10 years ago this week the Oculus Rift and HTC Vive started arriving to PC buyers.
On March 28, 2016, the Rift started arriving with a gamepad in the box and on April 5 the SteamVR-powered Vive rolled out with full room-scale support and tracked controllers for direct hand interactions.
10 years later, more than four percent of SteamVR’s user base still play with the original Vive and Rift. You can characterize this percentage a lot of different ways, but to me it highlights the staying power of these original headsets when the guiding principles were to enable free exploration of VR for extended periods. These headsets haven’t been sold for many years and are still connected more than the Bigscreen Beyond. Together, they have more than double the use of Microsoft’s scattershot (and end of life’d) Windows Mixed Reality products.

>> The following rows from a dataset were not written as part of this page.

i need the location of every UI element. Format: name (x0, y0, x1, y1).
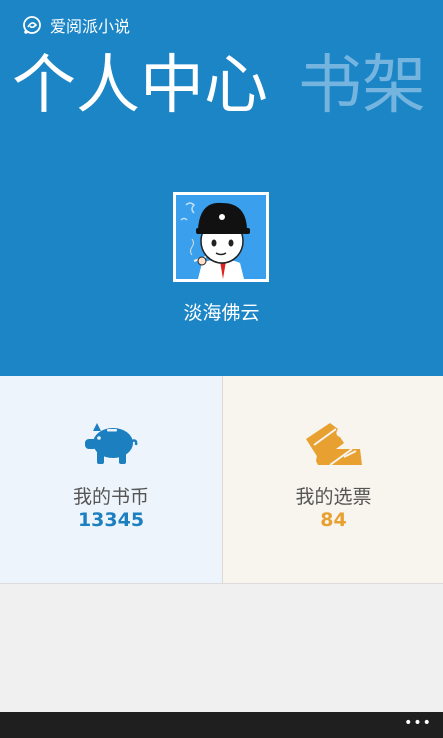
my-votes-label: 我的选票 (295, 486, 372, 508)
avatar-cartoon-icon (176, 195, 266, 279)
avatar[interactable] (173, 192, 269, 282)
app-logo-icon (23, 16, 41, 34)
my-coins-tile[interactable]: 我的书币 13345 (0, 376, 222, 583)
pivot-tab-bookshelf[interactable]: 书架 (298, 46, 426, 126)
piggy-bank-icon (85, 423, 138, 464)
divider (0, 583, 443, 584)
my-coins-label: 我的书币 (72, 486, 149, 508)
pivot-tab-profile[interactable]: 个人中心 (12, 46, 268, 126)
my-votes-value: 84 (320, 509, 347, 531)
profile-header: 爱阅派小说 个人中心 书架 淡海佛云 (0, 0, 443, 376)
app-title: 爱阅派小说 (50, 17, 131, 36)
pivot-header: 个人中心 书架 (12, 46, 426, 126)
my-coins-value: 13345 (77, 509, 145, 531)
username: 淡海佛云 (183, 302, 260, 324)
ticket-icon (305, 423, 362, 466)
app-title-bar: 爱阅派小说 (22, 13, 130, 37)
more-button[interactable]: ••• (403, 712, 433, 738)
my-votes-tile[interactable]: 我的选票 84 (222, 376, 443, 583)
app-bar: ••• (0, 712, 443, 738)
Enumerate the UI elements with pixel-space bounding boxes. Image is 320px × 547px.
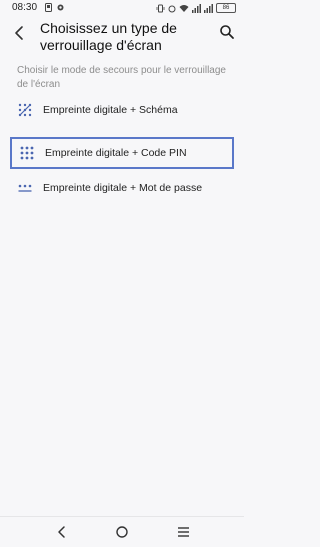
phone-storage-icon — [45, 3, 52, 12]
status-left-icons — [45, 3, 65, 12]
option-label: Empreinte digitale + Schéma — [43, 104, 178, 116]
status-right-icons: 86 — [156, 3, 236, 13]
nav-back-icon — [58, 526, 65, 538]
battery-icon: 86 — [216, 3, 236, 13]
page-title-line2: verrouillage d'écran — [40, 37, 162, 53]
description-text: Choisir le mode de secours pour le verro… — [17, 65, 226, 90]
page-title-line1: Choisissez un type de — [40, 20, 177, 36]
status-bar: 08:30 86 — [0, 0, 244, 16]
nav-menu-button[interactable] — [175, 524, 191, 540]
wifi-icon — [179, 4, 189, 12]
nav-menu-icon — [177, 527, 189, 537]
vibrate-icon — [156, 4, 165, 12]
settings-gear-icon — [57, 4, 64, 11]
option-fingerprint-password[interactable]: Empreinte digitale + Mot de passe — [10, 174, 234, 202]
page-title: Choisissez un type de verrouillage d'écr… — [40, 20, 200, 54]
option-fingerprint-pin[interactable]: Empreinte digitale + Code PIN — [10, 137, 234, 169]
navigation-bar — [0, 516, 244, 547]
back-button[interactable] — [9, 22, 29, 44]
option-label: Empreinte digitale + Code PIN — [45, 147, 187, 159]
option-label: Empreinte digitale + Mot de passe — [43, 182, 203, 194]
status-time: 08:30 — [12, 2, 38, 13]
nav-home-icon — [116, 526, 128, 538]
search-icon — [220, 25, 234, 39]
search-button[interactable] — [219, 24, 235, 40]
nav-back-button[interactable] — [54, 524, 70, 540]
pattern-icon — [17, 102, 33, 118]
pin-grid-icon — [19, 145, 35, 161]
alarm-icon — [168, 5, 176, 12]
password-icon — [17, 180, 33, 196]
option-fingerprint-pattern[interactable]: Empreinte digitale + Schéma — [10, 96, 234, 124]
signal-icon — [192, 3, 201, 13]
nav-home-button[interactable] — [114, 524, 130, 540]
back-arrow-icon — [15, 26, 23, 40]
signal-icon-2 — [204, 3, 213, 13]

Facebook and then Meta got a lot of things right in this decade — after all the Steam Frame’s controllers look a lot more like the Rift’s Touch controllers than they do the Vive wands — but Facebook’s purchase of Oculus gave new marching orders from Mark Zuckerberg to tens of thousands of employees every few months and they always tried to nudge people into staying inside their boundaries rather than exploring freely like these original headsets.
Rather than focusing on how malformed the VR market became over this decade as Mark Zuckerberg’s ideas took the focused idea of Oculus VR and turned it into Horizon Worlds on the underpowered Meta Quest, with a software link to good PC VR, I want to point you to a north star that’s guided many over this decade.
Hot Dogs, Horseshoes & Hand Grenades, H3VR, is the creative playground of Anton Hand and his friends at RUST LTD. Never put on sale below its $19.99 price on April 5, 2016, the project has been reviewed more than 20,000 times in 10 years and remains rated overwhelmingly positive while still in early access.
On update 120 now and nearing 1.0 release, Hand amassed 110,000 subscribers to his YouTube channel with regular development logs breaking down his ideas. I encourage any young artists or developers exploring immersive creation out there to visit his channel and see the regularity of his updates and the progress he’s made grasping at the joy of deep physical interactions handling simulated mechanical objects.
As you scroll back across more than 500 videos to the beginning, you can start to understand that nothing Zuckerberg and his middle managers brought to VR did anything for Hand except deliver him buyers who had to dig through multiple layers of Meta platform to find his work.
“H3VR is one-of-one. A singular concept led by one of the most dedicated and passionate developers working today,” Creature head Doug North Cook told Good VR. “Anton is proof that if you are passionate, generous, committed, and the best at what you do, there is a path to take. It is no easy path but I can’t imagine taking any other.”